When you check in with your homeowners, they will be pleased, and then they will brag to their neighbors — who by now have a growing case of deck envy — about how orderly your crew was.

If "choice words" are a particular irritation to you — or, more important, to your customers — say so in the rules. Putting your policy in writing is a good idea if you don't want the issue to come up on the job (in front of Mrs. Smith and her two young children).

Aside from the safety factors of unmonitored job-site fashion, your crew's appearance is a reflection of your company and will make an impression on the homeowner one way or another. What does your crew wear to work? Do they have shirts with the company logo? If you don't want your crew to wear T-shirts with offensive statements on them and ripped jeans so low that … well, you know, then describe appropriate job-site dress in your handbook. Maybe include a photograph of an appropriately dressed crew member.

Absence and Tardiness

I've heard that in certain parts of the country entire crews up and quit at hunting season. If the crew of a ship did that, it would be called mutiny — once punished at sea by forcing the offender to walk the plank. You can't make anyone walk the plank, but clearly stating your policy of allowed time off can be crucial to controlling your crew.

Employees are hired because they are needed.
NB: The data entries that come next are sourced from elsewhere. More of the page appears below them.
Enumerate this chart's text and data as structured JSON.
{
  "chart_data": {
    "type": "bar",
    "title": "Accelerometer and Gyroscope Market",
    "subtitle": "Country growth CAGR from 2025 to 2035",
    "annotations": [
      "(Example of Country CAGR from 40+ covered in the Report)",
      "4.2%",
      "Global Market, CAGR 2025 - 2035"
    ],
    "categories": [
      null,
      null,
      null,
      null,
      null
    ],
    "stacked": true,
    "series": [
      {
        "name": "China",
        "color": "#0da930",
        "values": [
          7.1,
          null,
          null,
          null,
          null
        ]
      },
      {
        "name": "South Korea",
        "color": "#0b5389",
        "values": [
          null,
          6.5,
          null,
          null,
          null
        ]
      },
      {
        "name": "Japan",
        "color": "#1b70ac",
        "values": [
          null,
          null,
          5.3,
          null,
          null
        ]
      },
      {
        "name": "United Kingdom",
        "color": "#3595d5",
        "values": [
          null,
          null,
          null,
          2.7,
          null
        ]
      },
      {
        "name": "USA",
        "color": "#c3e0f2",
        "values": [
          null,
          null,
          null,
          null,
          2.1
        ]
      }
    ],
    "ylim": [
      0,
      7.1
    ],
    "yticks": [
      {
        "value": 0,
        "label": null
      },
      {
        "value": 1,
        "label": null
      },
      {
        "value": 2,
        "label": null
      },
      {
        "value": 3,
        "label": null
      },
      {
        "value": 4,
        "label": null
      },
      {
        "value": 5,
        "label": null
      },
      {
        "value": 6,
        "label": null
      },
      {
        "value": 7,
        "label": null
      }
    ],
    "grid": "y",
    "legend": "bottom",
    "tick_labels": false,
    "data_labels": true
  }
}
Frequent tardiness and absences are unfair to fellow employees and affect the performance of the entire crew. Advance notice of an absence should be provided when possible.

Stating in your handbook that a worker needs to call you when he or she is going to be late or out sick may mean you'll have fewer no-show surprises. Stating that you track absences and tardiness may also cause habitual Monday absentees to rethink their Sunday activities.

If you don't work on certain holidays, set them down on paper, so crew members know ahead of time and can plan accordingly.

Cell Phone Use

Most of us carry cell phones these days. They can be invaluable for checking on a late delivery or getting directions. But what about on the job site? How do you feel when you see a worker stop work to answer a call? Besides being a distraction — and therefore a safety issue — cell phone calls mean downtime for your company. You could add to your handbook that cell phones are to be left turned off except during breaks and lunch periods.

Operating Procedures

Your handbook can have a tremendous positive effect on how you conduct business. The act of setting down the procedures you want followed causes you to go through the mental steps of how things should be done, and you will find it makes you and your crew more efficient. Referring to your handbook in interviews with prospective employees to clearly communicate your expectations can make the hiring process easier, as well.

It's up to you to decide how detailed your handbook should be, but you may want to include some of these headings: Job-Site Setup and Take-Down, Company Tools (cleaning and maintenance schedules), and Inventory Control.

End of Story

Picture a crew that arrives at the job site on time, dressed appropriately and without a cell phone to be seen. Then imagine them setting up the tools and work areas in the most logical order for efficient deck building and having all of the inventory and supplies needed for the job.

Now wake up from your dream. Even the best handbook won't keep Mr. Murphy (of Murphy's Law) and Captain Chaos completely at bay. And handbooks are not a substitute for frequent, simple, and direct communication with employees.

There are numerous businesses that write employee handbooks or offer templates. Whether you use a service or write your own, be sure to seek legal counsel before putting your handbook into use. Employment laws vary from state to state, and employee handbooks can be viewed as a contract in a court of law. A lawyer can help keep you out of trouble with your state's department of employment. •

Diana Hanson is the administrative director of NADRA. She and her husband, Jack Hanson, run Woodpile Products in Meridian, Idaho.